Дед был уже давно не «ого-го»: он болел и уже почти не ходил. После его смерти Владислав отдал сына на воспитание — он не знал, что делать с маленьким ребенком. Ему самому было немногим больше двадцати — друзья-ровесники, веселые компании, охота, застолья, гулянки; брат, который уже черт знает сколько времени болтается по заграницам — проматывает отцовское наследство… Ни времени, ни места для маленького ребенка…
…Наверное, он передал это сыну — по наследству: колючий комок, который живет между ребрами (любовь — недоумение — обида-на-безразличие), и умение передавать этот комок — в те руки, которые доверчиво протянутся к тебе… И толку теперь спрашивать: «За что?»…
…Они писали друг другу, в последние годы все чаще; пану Владиславу было скучно — прежние развлечения уже давно не развлекали его; а письма сына со временем становились все умнее и интереснее. Пан Владислав и сам не мог понять — чем. Понял, когда увидел своего сына этой весной — впервые за несколько лет. Увидел — и узнал самого себя. Двадцатилетнего. Огнеглазого красавца (только — синие глаза вместо черных; полуденное небо — вместо ночного; солнце в волосах — вместо вороньих перьев), лихого наездника, отчаянного дуэлянта и охотника, легко и незаметно, походя стремящегося к добыче более крупной, ранящего такие нежные и глупые женские сердца. Пан Владислав не мог не полюбить его — своего двойника из неожиданно вернувшейся молодости. Так, как ему следовало полюбить самого себя — еще много лет назад, — чтобы научить себя растапливать колючий комок между ребрами, мешающий дышать. Колючий комок, который рано или поздно вытесняет из груди сердце.

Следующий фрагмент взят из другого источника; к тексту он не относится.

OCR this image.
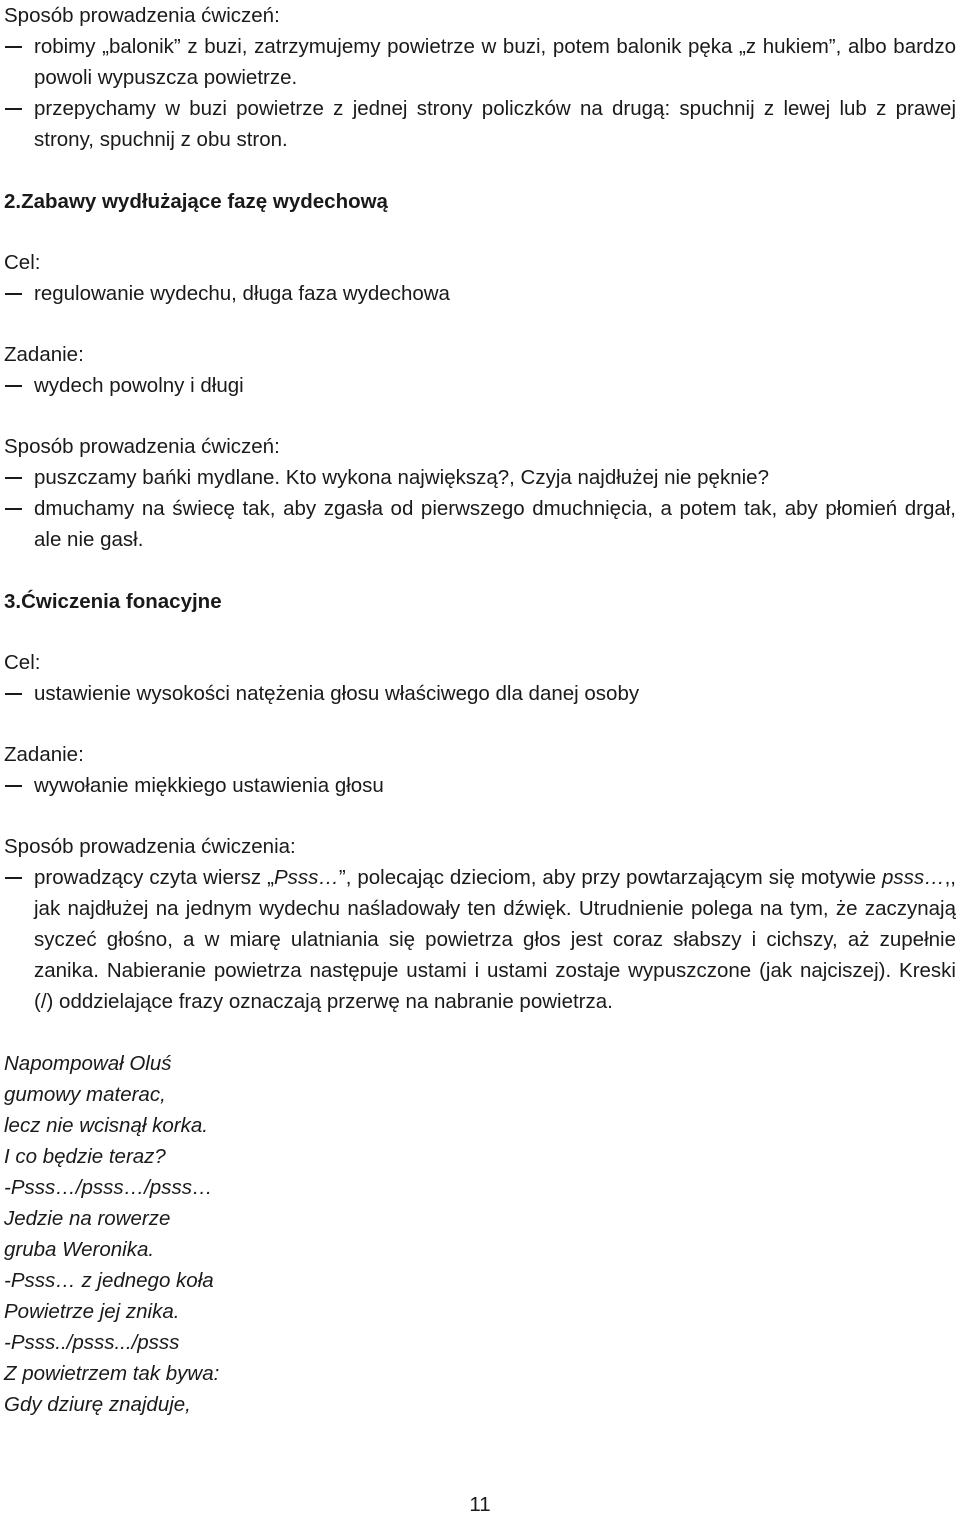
Sposób prowadzenia ćwiczeń:
robimy „balonik” z buzi, zatrzymujemy powietrze w buzi, potem balonik pęka „z hukiem”, albo bardzo powoli wypuszcza powietrze.
przepychamy w buzi powietrze z jednej strony policzków na drugą: spuchnij z lewej lub z prawej strony, spuchnij z obu stron.
2.Zabawy wydłużające fazę wydechową
Cel:
regulowanie wydechu, długa faza wydechowa
Zadanie:
wydech powolny i długi
Sposób prowadzenia ćwiczeń:
puszczamy bańki mydlane. Kto wykona największą?, Czyja najdłużej nie pęknie?
dmuchamy na świecę tak, aby zgasła od pierwszego dmuchnięcia, a potem tak, aby płomień drgał, ale nie gasł.
3.Ćwiczenia fonacyjne
Cel:
ustawienie wysokości natężenia głosu właściwego dla danej osoby
Zadanie:
wywołanie miękkiego ustawienia głosu
Sposób prowadzenia ćwiczenia:
prowadzący czyta wiersz „Psss…”, polecając dzieciom, aby przy powtarzającym się motywie psss…,, jak najdłużej na jednym wydechu naśladowały ten dźwięk. Utrudnienie polega na tym, że zaczynają syczeć głośno, a w miarę ulatniania się powietrza głos jest coraz słabszy i cichszy, aż zupełnie zanika. Nabieranie powietrza następuje ustami i ustami zostaje wypuszczone (jak najciszej). Kreski (/) oddzielające frazy oznaczają przerwę na nabranie powietrza.
Napompował Oluś
gumowy materac,
lecz nie wcisnął korka.
I co będzie teraz?
-Psss…/psss…/psss…
Jedzie na rowerze
gruba Weronika.
-Psss… z jednego koła
Powietrze jej znika.
-Psss../psss.../psss
Z powietrzem tak bywa:
Gdy dziurę znajduje,
11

— Вот видишь, как оно все получилось… Видишь… Я убил тебя, а твоя дочь убила моего сына… Видишь…
Он замолчал, напряженно глядя в темноту гробовой крышки (сквозь темноту пытаясь разглядеть закрытое лицо сына) и подбирая слова. Он хотел сказать, что она не виновата; и никто не виноват — виноват этот колючий клубок, который люди зачем-то передают друг другу — из рук в руки, раскрытые навстречу с доверием и любовью… А потом он вдруг почувствовал, что та, с кем он говорил, уже не сидит рядом с ним.

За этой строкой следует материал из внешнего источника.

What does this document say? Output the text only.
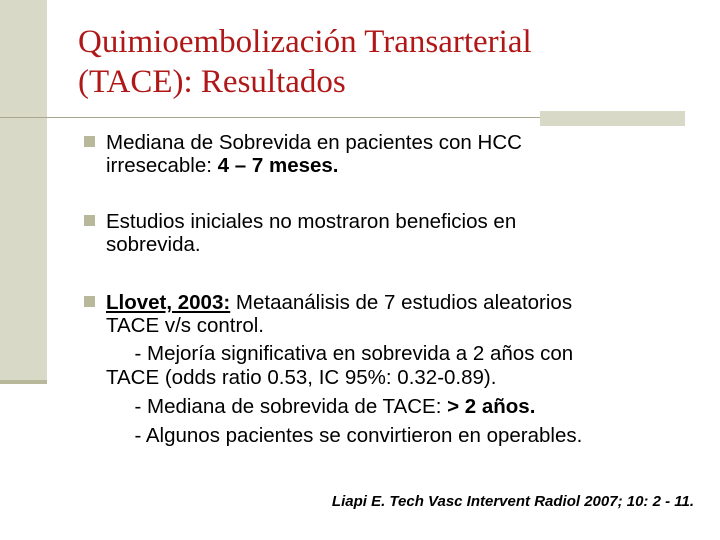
Quimioembolización Transarterial
(TACE): Resultados
Mediana de Sobrevida en pacientes con HCC
irresecable: 4 – 7 meses.
Estudios iniciales no mostraron beneficios en
sobrevida.
Llovet, 2003: Metaanálisis de 7 estudios aleatorios
TACE v/s control.
- Mejoría significativa en sobrevida a 2 años con
TACE (odds ratio 0.53, IC 95%: 0.32-0.89).
- Mediana de sobrevida de TACE: > 2 años.
- Algunos pacientes se convirtieron en operables.
Liapi E. Tech Vasc Intervent Radiol 2007; 10: 2 - 11.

Он торопливо вскинул голову, испугавшись, что она ушла, ушла именно теперь, когда он понял, что нужно сказать, и уже почти решился сказать это ей.
Она не ушла.
Она стояла возле окна, слегка отодвинув штору своей полупрозрачной рукой, и на ее бледном и напряженном лице почему-то вздрагивали багровые отсветы. Пан Владислав несколько секунд неподвижно смотрел на нее, задохнувшись так и не сказанными словами. Он видел ее — снова живой, за решеткой полуразбитого окна. Пламя вспыхивает огненной короной на волосах, каштановых, с золотистой рыжинкой; и дикий крик горящей заживо женщины мечется, бьется в запертое окно и улетает в черное, щедро присыпанное солью звезд небо; а к ногам оцепеневшего пана подкатывается бронзовый подсвечник, еще теплый от прикосновения ее руки… Еще живой руки…

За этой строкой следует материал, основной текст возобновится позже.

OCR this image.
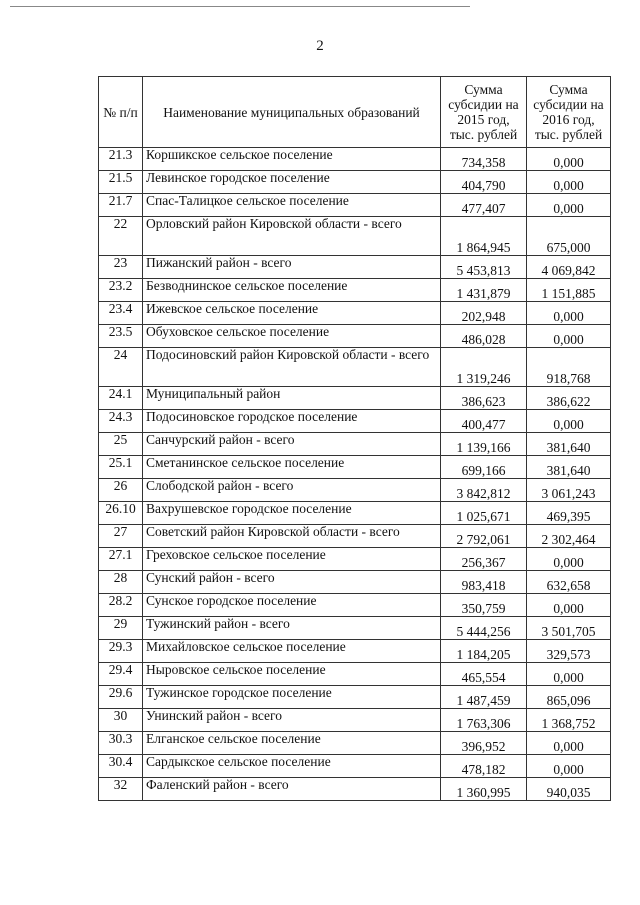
2
№ п/п	Наименование муниципальных образований	Сумма субсидии на 2015 год, тыс. рублей	Сумма субсидии на 2016 год, тыс. рублей
21.3	Коршикское сельское поселение	734,358	0,000
21.5	Левинское городское поселение	404,790	0,000
21.7	Спас-Талицкое сельское поселение	477,407	0,000
22	Орловский район Кировской области - всего	1 864,945	675,000
23	Пижанский район - всего	5 453,813	4 069,842
23.2	Безводнинское сельское поселение	1 431,879	1 151,885
23.4	Ижевское сельское поселение	202,948	0,000
23.5	Обуховское сельское поселение	486,028	0,000
24	Подосиновский район Кировской области - всего	1 319,246	918,768
24.1	Муниципальный район	386,623	386,622
24.3	Подосиновское городское поселение	400,477	0,000
25	Санчурский район - всего	1 139,166	381,640
25.1	Сметанинское сельское поселение	699,166	381,640
26	Слободской район - всего	3 842,812	3 061,243
26.10	Вахрушевское городское поселение	1 025,671	469,395
27	Советский район Кировской области - всего	2 792,061	2 302,464
27.1	Греховское сельское поселение	256,367	0,000
28	Сунский район - всего	983,418	632,658
28.2	Сунское городское поселение	350,759	0,000
29	Тужинский район - всего	5 444,256	3 501,705
29.3	Михайловское сельское поселение	1 184,205	329,573
29.4	Ныровское сельское поселение	465,554	0,000
29.6	Тужинское городское поселение	1 487,459	865,096
30	Унинский район - всего	1 763,306	1 368,752
30.3	Елганское сельское поселение	396,952	0,000
30.4	Сардыкское сельское поселение	478,182	0,000
32	Фаленский район - всего	1 360,995	940,035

А потом она обернулась. В ее глазах, обычно задумчивых и полупрозрачных — тень от тени того изумрудного сияния, что освещало их раньше, живых — на этот раз плескалось алое пламя.
Он не испугался. Пан Владислав не мог бы испугаться ее — какой бы она ни стала. Потому что, кажется, — не поздновато ли, старый пан? — он научился растапливать колючий клубок, что мешал дышать. Научился любить — без обиды, зависти, недоумения — без ожидания ответной любви. Просто любить. И не испугался, даже если она решила бы убить его.
А потом он понял, что алый свет в ее глазах — это отражение огня за окном, в которое она смотрела. Он вскочил, торопливо и неловко, едва не опрокинув подсвечник; и, устремляясь к окну и забыв, что она не сможет ему ответить (и уже зная ответ) крикнул нетерпеливо:
— Что? Ну что там, а?
— Ну так шо там, сынку?
— Подкова. Подкова пополам, дядь Янек.
Анджей осторожно выпустил из рук тонкую напряженную лошадиную ногу и ласково похлопал по золотисто-шелковому теплому крупу. Копыто глухо стукнуло об утоптанную землю перед кузницей. Лошадка шумно и взволнованно вздохнула, вывернула тонкую шею, легонько прихватила Анджея за воротник, просительно заглядывая ему в лицо горячим темным глазом. Мол, ну отпусти ты меня, а?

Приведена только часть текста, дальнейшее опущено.